Había una vez una muchacha que cantaba como los ángeles. En el pueblo hacían cola bajo su ventana para oírla cantar todas las noches una preciosa canción a la luna que nadie más sabía interpretar. La canción decía así:
"Luna que con tu luz iluminas todo
y vagas por la superficie de la tierra
bañando con tu mirada el hogar de los hombres.
¡Luna, detente un momento
y dime dónde se encuentra mi amor!
Dile, luna plateada,
que es mi brazo quien lo estrecha
para que se acuerde de mi
al menos un instante.
¡Búscalo por el vasto mundo
y dile, dile que lo espero aquí!
Y si soy yo con quien su alma sueña
que este pensamiento lo despierte.
¡Luna, no te vayas! ¡No te vayas!"
La muchacha a la que todos envidiaban por su voz era sorda... ella misma no se podía escuchar. La belleza de su voz sólo era apreciada por los demás.
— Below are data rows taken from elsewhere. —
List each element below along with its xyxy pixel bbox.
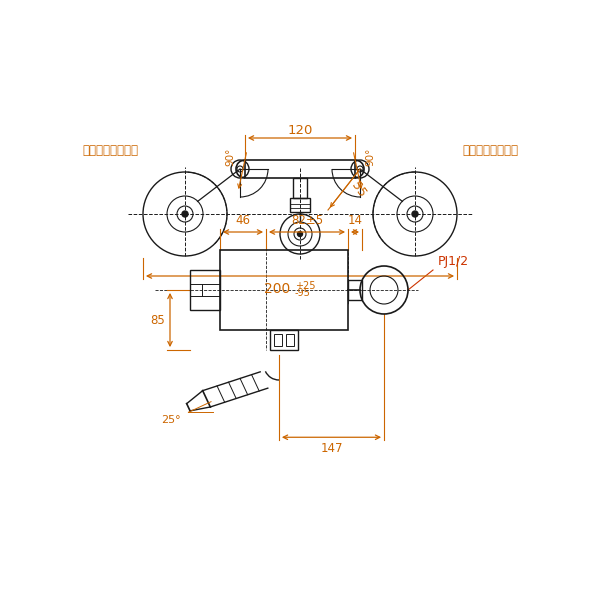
Bar — [270, 330, 298, 350]
Text: 200: 200 — [264, 282, 290, 296]
Bar — [190, 270, 220, 310]
Text: PJ1/2: PJ1/2 — [438, 255, 469, 268]
Text: 25°: 25° — [161, 415, 181, 425]
Text: 46: 46 — [235, 214, 251, 227]
Text: 85: 85 — [150, 313, 165, 326]
Text: 90°: 90° — [225, 148, 235, 166]
Text: 120: 120 — [287, 124, 313, 137]
Circle shape — [182, 211, 188, 217]
Text: 14: 14 — [347, 214, 362, 227]
Bar — [293, 178, 307, 198]
Bar — [274, 334, 282, 346]
Text: ハンドル回転觓度: ハンドル回転觓度 — [462, 143, 518, 157]
Text: 90°: 90° — [365, 148, 375, 166]
Bar — [348, 280, 362, 300]
Bar — [290, 198, 310, 212]
Circle shape — [412, 211, 418, 217]
Text: 55: 55 — [348, 179, 368, 200]
Bar — [220, 250, 348, 330]
Text: +25: +25 — [295, 281, 316, 291]
Text: 82±5: 82±5 — [291, 214, 323, 227]
Bar — [286, 334, 294, 346]
Text: 147: 147 — [320, 442, 343, 455]
Text: ハンドル回転觓度: ハンドル回転觓度 — [82, 143, 138, 157]
Bar — [245, 160, 355, 178]
Text: -95: -95 — [295, 288, 311, 298]
Circle shape — [298, 232, 302, 236]
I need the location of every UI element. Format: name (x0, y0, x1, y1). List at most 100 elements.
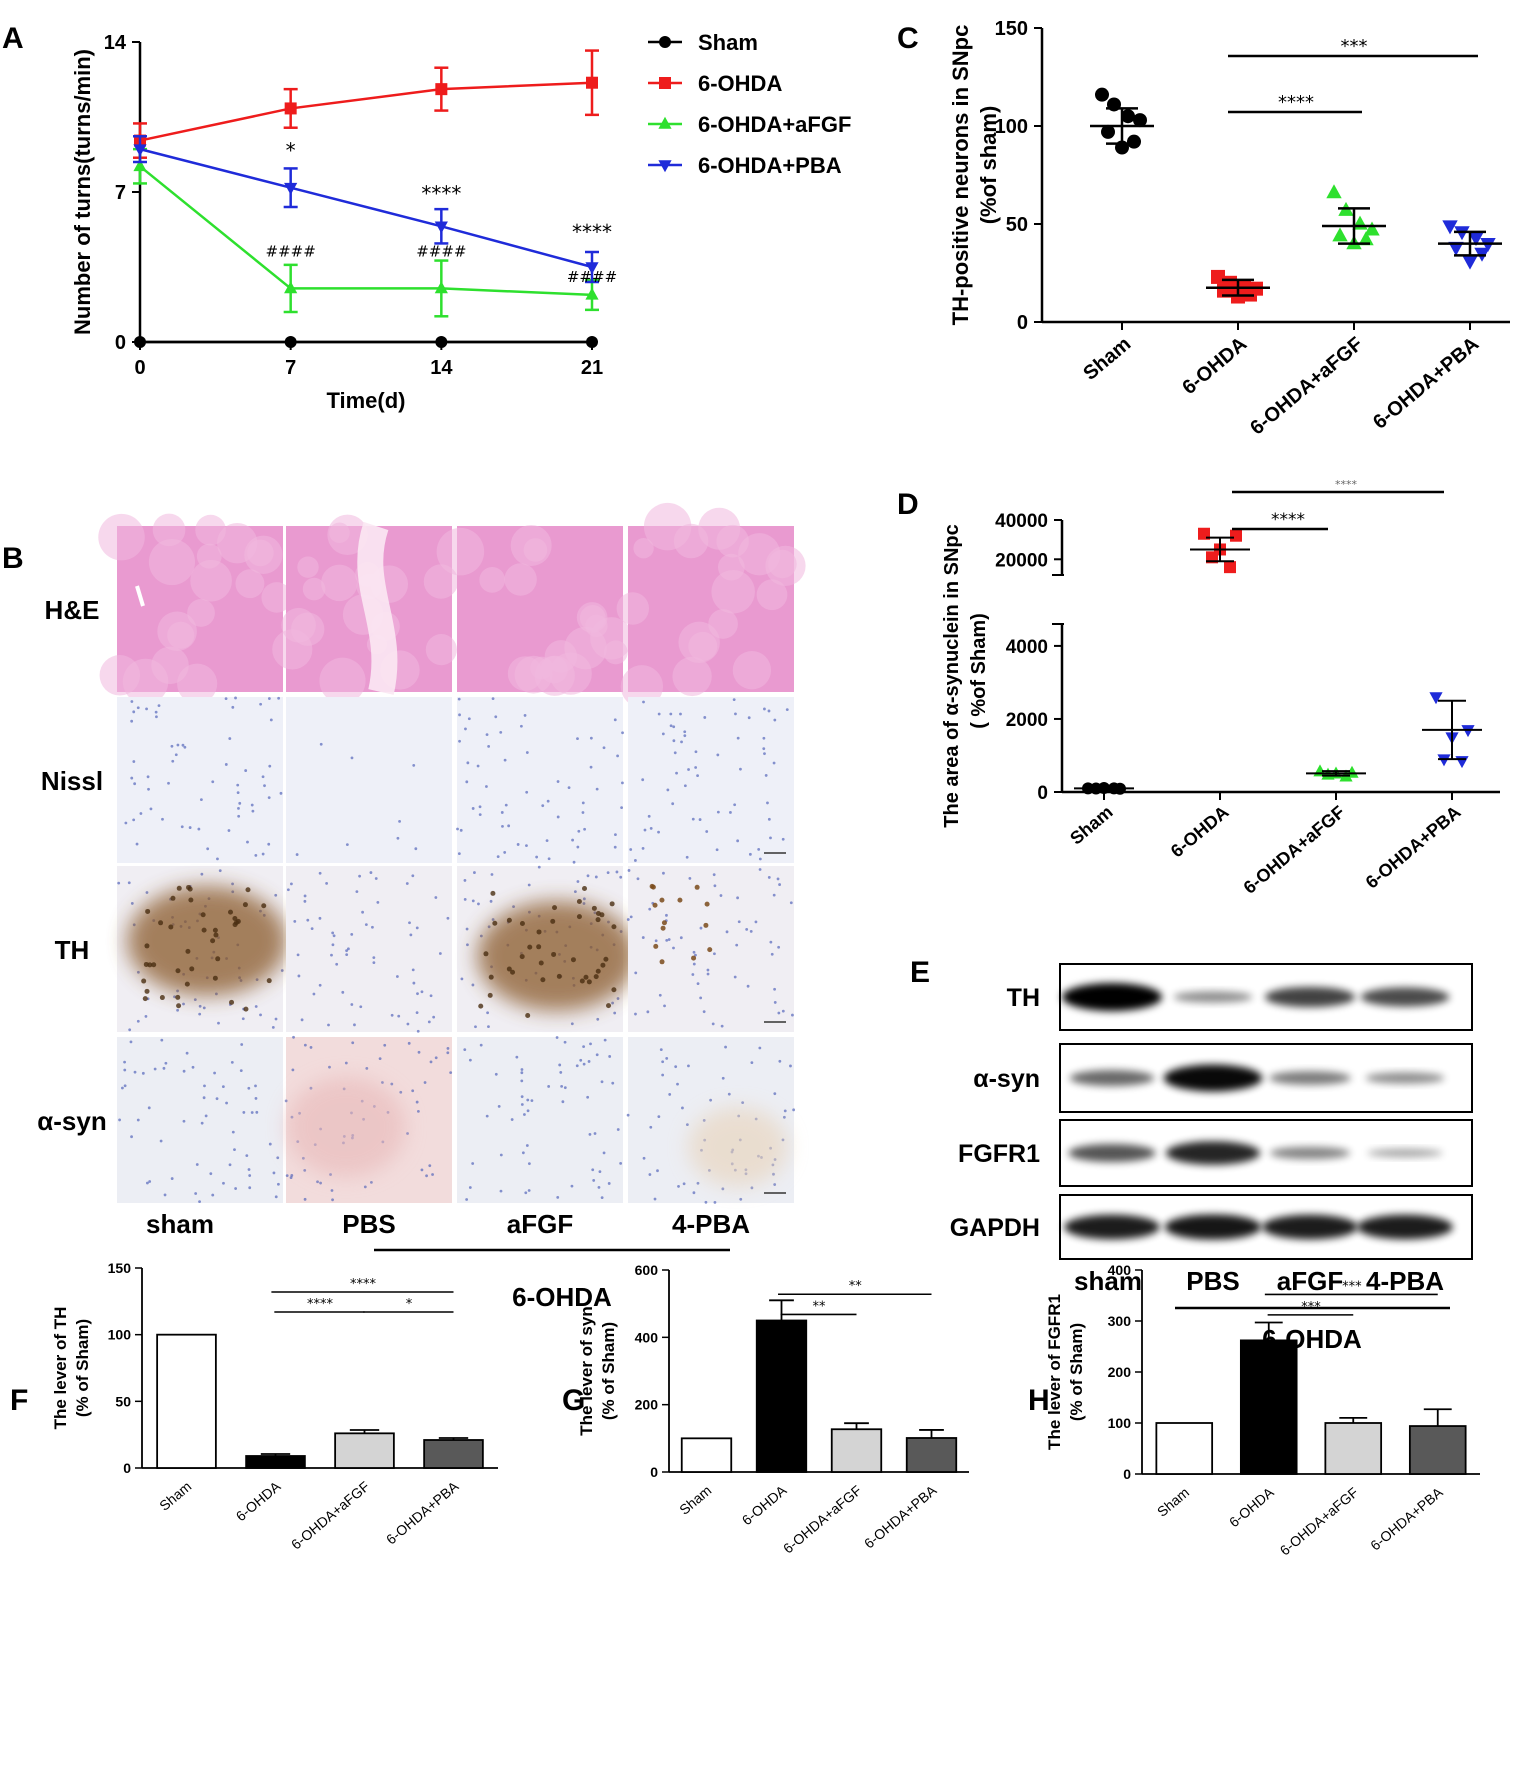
bar-3 (905, 1437, 958, 1473)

La gente le decía desde la calle que cantaba como los ángeles y aplaudían como locos pero ella no podía oír esos cumplidos, así que decidieron dejarle por escrito su agradecimiento por llenar las noches del pueblo de belleza en su más amplio significado.
Cuando fueron dos representantes del pueblo a entregarle la carta tuvieron la suerte de verla: una delicada muchacha muy bonita, linda como una muñequita de porcelana les atendió. Llevaba un bastón y al lado suyo tenía una persona con una pequeña y extraña máquina de escribir....
También era ciega. Había perdido la vista en un incendio y sólo tenía para recordar la belleza del mundo su canción a la luna.
Tenía toda la belleza que cualquier humano podría desear, tanto en cuerpo como en alma y no podía disfrutar de ella, así que mandó un mensaje de vuelta al pueblo:
"Vosotros que podéis disfrutar de la luna no esperéis a que esté nueva para admirarla y si podéis oír el canto de los pájaros no aguardéis a que hayan migrado para añorar su trinar. Recordad siempre que la belleza está donde vosotros queráis encontrarla."